Et, au trot lent de nos chevaux sur le sable, nous nous éloignons d’Ispahan que nous ne reverrons jamais, et marchons au nord, vers Téhéran, vers l’Europe.

CHAPITRE IX
LE RETOUR

4 juin.—Nous allons lentement jour et nuit dans le désert et les montagnes, sans presque nous arrêter. Nous traversons les paysages morts et calcinés que nous avons vus déjà.

De jour nos landaus sont fermés, de nuit ouverts. Nous restons couchés sur nos confortables matelas, ne descendant qu’aux relais où nous perdons chaque fois deux ou trois heures; des princes bakhtiares sont devant nous et prennent les chevaux.

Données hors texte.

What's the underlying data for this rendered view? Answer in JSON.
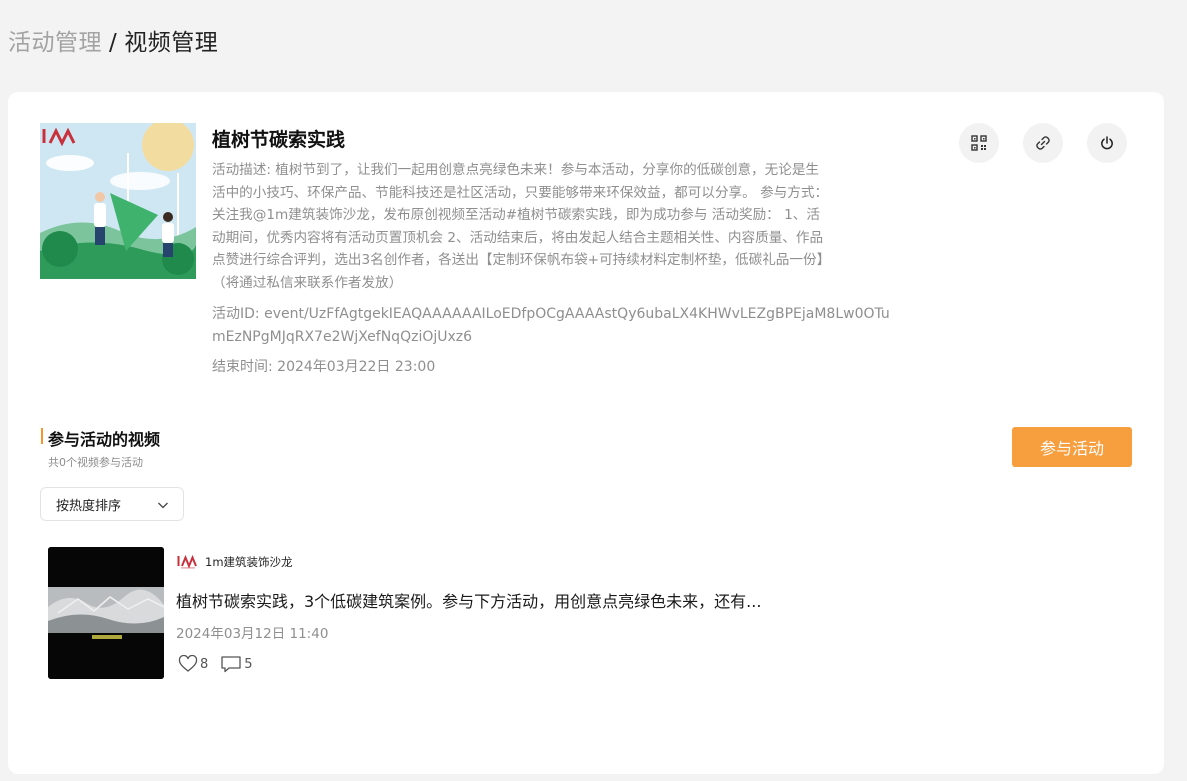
{
  "breadcrumb": {
    "parent": "活动管理",
    "separator": "/",
    "current": "视频管理"
  },
  "activity": {
    "title": "植树节碳索实践",
    "description": "活动描述: 植树节到了，让我们一起用创意点亮绿色未来！参与本活动，分享你的低碳创意，无论是生\n活中的小技巧、环保产品、节能科技还是社区活动，只要能够带来环保效益，都可以分享。 参与方式：\n关注我@1m建筑装饰沙龙，发布原创视频至活动#植树节碳索实践，即为成功参与 活动奖励： 1、活\n动期间，优秀内容将有活动页置顶机会 2、活动结束后，将由发起人结合主题相关性、内容质量、作品\n点赞进行综合评判，选出3名创作者，各送出【定制环保帆布袋+可持续材料定制杯垫，低碳礼品一份】\n（将通过私信来联系作者发放）",
    "id_text": "活动ID: event/UzFfAgtgekIEAQAAAAAAILoEDfpOCgAAAAstQy6ubaLX4KHWvLEZgBPEjaM8Lw0OTumEzNPgMJqRX7e2WjXefNqQziOjUxz6",
    "end_time": "结束时间: 2024年03月22日 23:00"
  },
  "actions": {
    "qrcode_icon": "qrcode-icon",
    "link_icon": "link-icon",
    "power_icon": "power-icon"
  },
  "section": {
    "title": "参与活动的视频",
    "subtitle": "共0个视频参与活动",
    "join_label": "参与活动",
    "sort_selected": "按热度排序"
  },
  "videos": [
    {
      "author": "1m建筑装饰沙龙",
      "title": "植树节碳索实践，3个低碳建筑案例。参与下方活动，用创意点亮绿色未来，还有...",
      "date": "2024年03月12日 11:40",
      "likes": "8",
      "comments": "5"
    }
  ],
  "colors": {
    "accent": "#f79e3f",
    "breadcrumb_parent": "#a3a3a3",
    "brand_red": "#c8313c"
  }
}
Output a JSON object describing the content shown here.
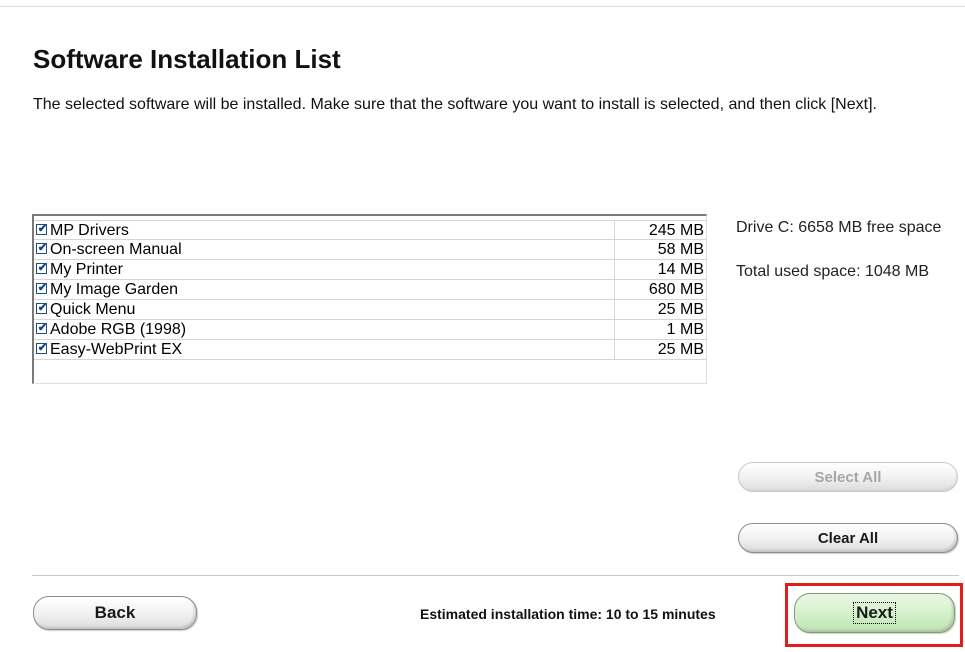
{
  "title": "Software Installation List",
  "description": "The selected software will be installed. Make sure that the software you want to install is selected, and then click [Next].",
  "software_list": [
    {
      "name": "MP Drivers",
      "size": "245 MB",
      "checked": true
    },
    {
      "name": "On-screen Manual",
      "size": "58 MB",
      "checked": true
    },
    {
      "name": "My Printer",
      "size": "14 MB",
      "checked": true
    },
    {
      "name": "My Image Garden",
      "size": "680 MB",
      "checked": true
    },
    {
      "name": "Quick Menu",
      "size": "25 MB",
      "checked": true
    },
    {
      "name": "Adobe RGB (1998)",
      "size": "1 MB",
      "checked": true
    },
    {
      "name": "Easy-WebPrint EX",
      "size": "25 MB",
      "checked": true
    }
  ],
  "drive_info": "Drive C: 6658 MB free space",
  "total_used": "Total used space: 1048 MB",
  "buttons": {
    "select_all": "Select All",
    "clear_all": "Clear All",
    "back": "Back",
    "next": "Next"
  },
  "estimate": "Estimated installation time: 10 to 15 minutes",
  "colors": {
    "highlight": "#e21b1b",
    "next_button": "#d3f0c9",
    "checkbox": "#0b3f8e"
  },
  "icons": {
    "checkbox": "check-icon"
  }
}
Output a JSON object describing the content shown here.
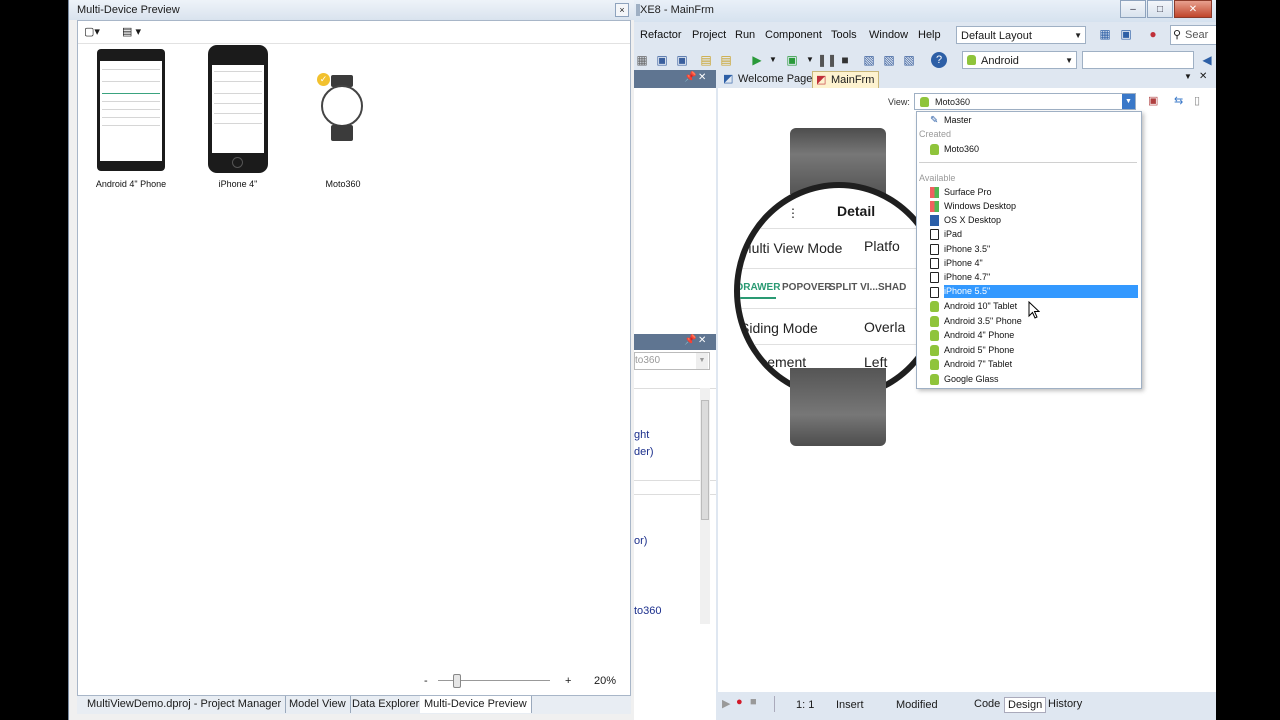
{
  "preview_window": {
    "title": "Multi-Device Preview",
    "devices": [
      {
        "label": "Android 4\" Phone"
      },
      {
        "label": "iPhone 4\""
      },
      {
        "label": "Moto360"
      }
    ],
    "zoom": {
      "minus": "-",
      "plus": "+",
      "value": "20%"
    },
    "bottom_tabs": [
      "MultiViewDemo.dproj - Project Manager",
      "Model View",
      "Data Explorer",
      "Multi-Device Preview"
    ]
  },
  "ide": {
    "title": "XE8 - MainFrm",
    "menu": [
      "Refactor",
      "Project",
      "Run",
      "Component",
      "Tools",
      "Window",
      "Help"
    ],
    "layout_combo": "Default Layout",
    "search_text": "Sear",
    "platform_combo": "Android",
    "doc_tabs": [
      "Welcome Page",
      "MainFrm"
    ],
    "view_label": "View:",
    "view_combo": "Moto360",
    "side_panel_text": [
      "to360",
      "ght",
      "der)",
      "or)",
      "to360"
    ],
    "design": {
      "header": "Detail",
      "row1_label": "Multi View Mode",
      "row1_value": "Platfo",
      "tabs": [
        "DRAWER",
        "POPOVER",
        "SPLIT VI...",
        "SHAD"
      ],
      "row2_label": "Siding Mode",
      "row2_value": "Overla",
      "row3_label": "Placement",
      "row3_value": "Left"
    },
    "status": {
      "position": "1:   1",
      "mode": "Insert",
      "state": "Modified",
      "tabs": [
        "Code",
        "Design",
        "History"
      ]
    }
  },
  "view_dropdown": {
    "master": "Master",
    "created_header": "Created",
    "created": [
      {
        "label": "Moto360",
        "icon": "android-icon"
      }
    ],
    "available_header": "Available",
    "available": [
      {
        "label": "Surface Pro",
        "icon": "windows-icon"
      },
      {
        "label": "Windows Desktop",
        "icon": "windows-icon"
      },
      {
        "label": "OS X Desktop",
        "icon": "osx-icon"
      },
      {
        "label": "iPad",
        "icon": "iphone-icon"
      },
      {
        "label": "iPhone 3.5\"",
        "icon": "iphone-icon"
      },
      {
        "label": "iPhone 4\"",
        "icon": "iphone-icon"
      },
      {
        "label": "iPhone 4.7\"",
        "icon": "iphone-icon"
      },
      {
        "label": "iPhone 5.5\"",
        "icon": "iphone-icon"
      },
      {
        "label": "Android 10\" Tablet",
        "icon": "android-icon"
      },
      {
        "label": "Android 3.5\" Phone",
        "icon": "android-icon"
      },
      {
        "label": "Android 4\" Phone",
        "icon": "android-icon"
      },
      {
        "label": "Android 5\" Phone",
        "icon": "android-icon"
      },
      {
        "label": "Android 7\" Tablet",
        "icon": "android-icon"
      },
      {
        "label": "Google Glass",
        "icon": "android-icon"
      }
    ],
    "selected": "iPhone 5.5\""
  }
}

Nous sommes à la seconde nuit du retour. Dans le landau ouvert qui cahote sur le sable épais, je suis à moitié endormi.

Au-dessus de moi, c’est le dôme sombre du ciel crevé d’étoiles d’or. Je sens sur ma figure les caresses de la nuit veloutée. Je suis las, je m’endors à l’air frais et doux.

Lorsque j’ouvre les yeux, je vois la nuit violette, les étoiles claires, j’entends un chant triste et rythmé, des modulations en fusées autour de deux notes, et cela vient de très loin. Qui chante ainsi la nuit dans le désert? Quelle est cette voix perdue entre le ciel et la terre! La fatigue m’accable et je ne sais si je rêve.